Dans leur ouvrage La fabrique de l’opinion publique : la politique économique des médias américains, publié à la fin des années 1980, Noam Chomsky et Edward S. Herman passent notamment en revue la situation de plus en plus répandue où des conglomérats acquièrent un nombre croissant de médias d’information. Selon eux, cette convergence des médias joue un rôle déterminant dans la fabrique du consentement; de plus en plus de sources d’information deviennent la propriété d’un nombre extrêmement limité de corporations, mettant à mal la diversité des points de vue et, éventuellement, des idées qui façonnent nos sociétés et notre monde. Pour les auteurs, cette situation met la table pour l’apparition grandissante de la propagande dans les médias.
Chomsky et Herman proposent un modèle de propagande comprenant cinq filtres auxquels sont soumis les médias d’information. Chacun de ces filtres entraîne un important biais que doit traverser une information avant de nous parvenir. Deux de ces filtres sont particulièrement pertinents à discuter dans la situation ici abordée. D’abord, la propriété privée : comme la plupart des publications médiatiques sont la propriété de corporations, l’information qui en émane sera biaisée dans la mesure où il est évident que les activités, tout comme la philosophie de la corporation propriétaire, ne seront pas attaquées de front.

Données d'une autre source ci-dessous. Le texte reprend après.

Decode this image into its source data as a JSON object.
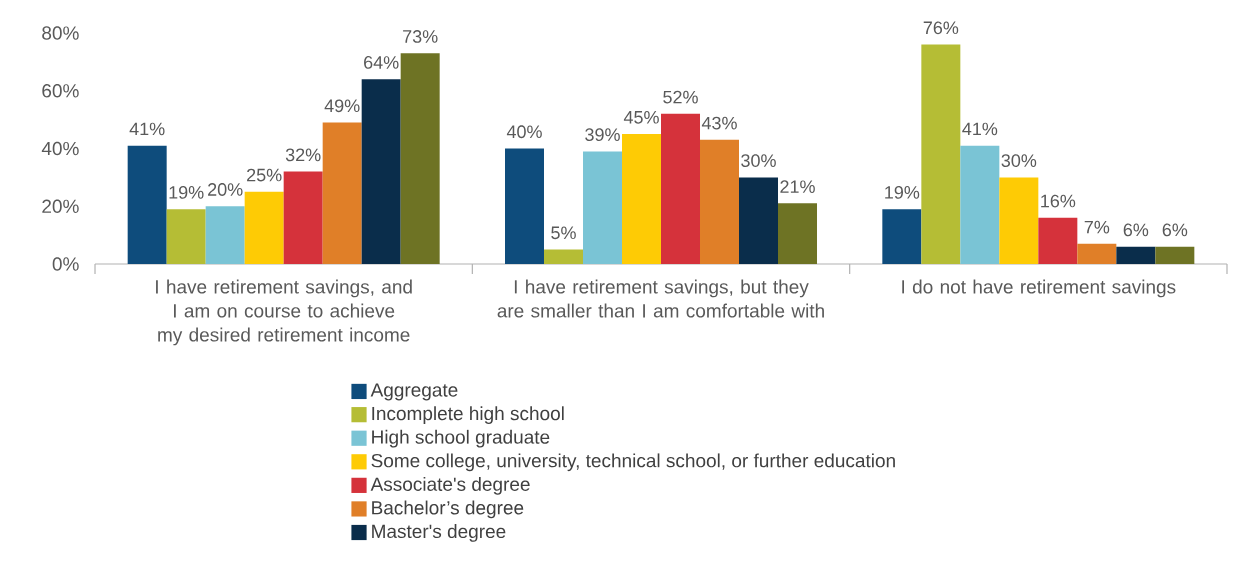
{
  "chart_data": {
    "type": "bar",
    "categories": [
      "I have retirement savings, and I am on course to achieve my desired retirement income",
      "I have retirement savings, but they are smaller than I am comfortable with",
      "I do not have retirement savings"
    ],
    "series": [
      {
        "name": "Aggregate",
        "color": "#0e4c7c",
        "values": [
          41,
          40,
          19
        ],
        "value_labels": [
          "41%",
          "40%",
          "19%"
        ]
      },
      {
        "name": "Incomplete high school",
        "color": "#b5bd35",
        "values": [
          19,
          5,
          76
        ],
        "value_labels": [
          "19%",
          "5%",
          "76%"
        ]
      },
      {
        "name": "High school graduate",
        "color": "#7ac4d5",
        "values": [
          20,
          39,
          41
        ],
        "value_labels": [
          "20%",
          "39%",
          "41%"
        ]
      },
      {
        "name": "Some college, university, technical school, or further education",
        "color": "#fecb05",
        "values": [
          25,
          45,
          30
        ],
        "value_labels": [
          "25%",
          "45%",
          "30%"
        ]
      },
      {
        "name": "Associate's degree",
        "color": "#d5323b",
        "values": [
          32,
          52,
          16
        ],
        "value_labels": [
          "32%",
          "52%",
          "16%"
        ]
      },
      {
        "name": "Bachelor’s degree",
        "color": "#e07f28",
        "values": [
          49,
          43,
          7
        ],
        "value_labels": [
          "49%",
          "43%",
          "7%"
        ]
      },
      {
        "name": "Master's degree",
        "color": "#0a2d4b",
        "values": [
          64,
          30,
          6
        ],
        "value_labels": [
          "64%",
          "30%",
          "6%"
        ]
      },
      {
        "color": "#6e7324",
        "values": [
          73,
          21,
          6
        ],
        "value_labels": [
          "73%",
          "21%",
          "6%"
        ]
      }
    ],
    "ylim": [
      0,
      80
    ],
    "yticks": [
      {
        "value": 0,
        "label": "0%"
      },
      {
        "value": 20,
        "label": "20%"
      },
      {
        "value": 40,
        "label": "40%"
      },
      {
        "value": 60,
        "label": "60%"
      },
      {
        "value": 80,
        "label": "80%"
      }
    ],
    "grid": false,
    "legend": "bottom"
  }
}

Ensuite, le financement : contrairement à ce que nous pourrions être portés à croire, les publications se financent d’abord par la publicité, et non par le lectorat. Ces publications ne vendent donc pas un produit à un lectorat; ils vendent un lectorat à des entreprises de publicité. L’information diffusée aura donc tendance à éviter de froisser les corporations qui achètent de la publicité et qui, ce faisant, permettent la survie financière des médias.
En commission parlementaire, la députée solidaire Catherine Dorion a d’ailleurs évoqué ces problèmes en s’adressant directement à Pierre-Karl Péladeau pour lui demander si les journalistes à son emploi étaient effectivement libres de le critiquer ou de critiquer les nombreuses activités qui se déroulent sous l’égide de Québecor. Ce dernier a préféré ne pas répondre, accusant plutôt la députée de se donner en spectacle. Certains, très critiques par rapport à la jeune députée fortement médiatisée, diront qu’il était évident qu’il ne pouvait répondre, et que la question était piégée. Personnellement, je crois que de poser la question, c’est justement y répondre. Dans cette perspective, Patrick Lagacé a récupéré la balle au bond afin de pondre une chronique plus nuancée— mais dans le fond tout aussi incisive — sur ce qu’il appelle les « angles morts ».
En somme, il y a beaucoup d’angles morts au sein de l’information qui nous parvient. Ces angles morts représentent un sérieux danger pour la démocratie puisque nous ne sommes souvent pas adéquatement équipés pour déconstruire les nombreux biais encastrés dans l’information qui circule. Il faut donc vivement espérer que la convergence médiatique sera ralentie, ou alors contrecarrée par l’apparition de médias socionumériques indépendants. Et il faut demeurer extrêmement critiques face à l’information qui nous parvient.